Here are the strongest and weakest sub-sectors: Cosmetics (+3.9%), Pet Shops (+1.9%), and Eyewear/Optometry (+1.4%). We saw the largest declines in Aftermarket Auto Parts/Service (-16.0%), Household Appliances (-15.9%), Home Improvement (-15.1%), Ecom Pure Play Apparel (-14.3%), Food Retail (-12.6%), Electronics (-12.3%), Jewelry (-11.8%), Apparel (-11.6%), Home Furnishings (-10.5%), Dept Stores (-9.5%), Sporting Goods (-8.4%), Footwear (-6.7%), and Mass/Dollar and Off-price (-4.6%).
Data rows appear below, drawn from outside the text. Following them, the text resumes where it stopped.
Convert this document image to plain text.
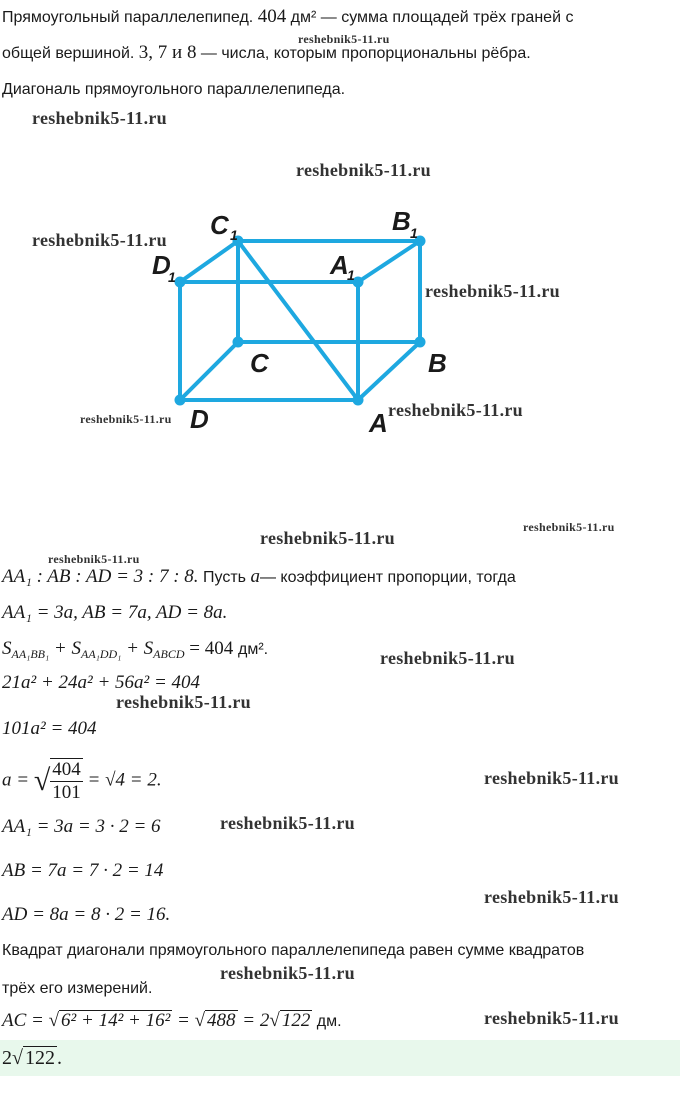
Прямоугольный параллелепипед. 404 дм² — сумма площадей трёх граней с
общей вершиной. 3, 7 и 8 — числа, которым пропорциональны рёбра.
Диагональ прямоугольного параллелепипеда.
C 1	B 1
D
1	A
1
C	B
D	A
AA₁ : AB : AD = 3 : 7 : 8. Пусть a— коэффициент пропорции, тогда
AA₁ = 3a, AB = 7a, AD = 8a.
$S_{AA_1BB_1} + S_{AA_1DD_1} + S_{ABCD} = 404$ дм².
21a² + 24a² + 56a² = 404
101a² = 404
a = √ $\frac{404}{101} = √4 = 2$.
AA₁ = 3a = 3 · 2 = 6
AB = 7a = 7 · 2 = 14
AD = 8a = 8 · 2 = 16.
Квадрат диагонали прямоугольного параллелепипеда равен сумме квадратов
трёх его измерений.
AC = √ 6² + 14² + 16² = √ 488 = 2√ 122 дм.
2√ 122 .
reshebnik5-11.ru
reshebnik5-11.ru
reshebnik5-11.ru
reshebnik5-11.ru
reshebnik5-11.ru
reshebnik5-11.ru
reshebnik5-11.ru
reshebnik5-11.ru
reshebnik5-11.ru
reshebnik5-11.ru
reshebnik5-11.ru
reshebnik5-11.ru
reshebnik5-11.ru
reshebnik5-11.ru
reshebnik5-11.ru
reshebnik5-11.ru
reshebnik5-11.ru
Courtesy of Lejuez, here are several most notable call-outs in Sept wk 5:

  • Jewelry (-11.8%) recovered from last week’s big decel; the category has ranged from -LDD to down mid-20s over the last 3 months;
  • Eyewear/Optometry (+1.4%) turned positive again and has generally ranged from +MSD to -MSD;
  • Athletic/Active Apparel (-12.9%) has seen weak spending over the past three weeks; previously the category was trending +LSD to -HSD;
  • Food Retail and Wholesale Clubs (-12.6%) remained weaker than its prior trend of -HSD results, which may indicate consumers are trading down to lower priced food retailers and/or private label;
  • Electronics (-12.3%) reversed last week’s big acceleration which was likely due to the timing of Apple launching their new product,
  • Household categories (Home Improvement, Household Appliances, and Furnishings) remain weak (down 10-16%).
  • And while the report's punchline is bad enough, namely that  "September marks the fifth consecutive month of spending"…

    … one look at the heatmap says it all: the US consumer has finally hit the brick wall.



    So for those who still hope that the Fed may hike one more time in November: don't.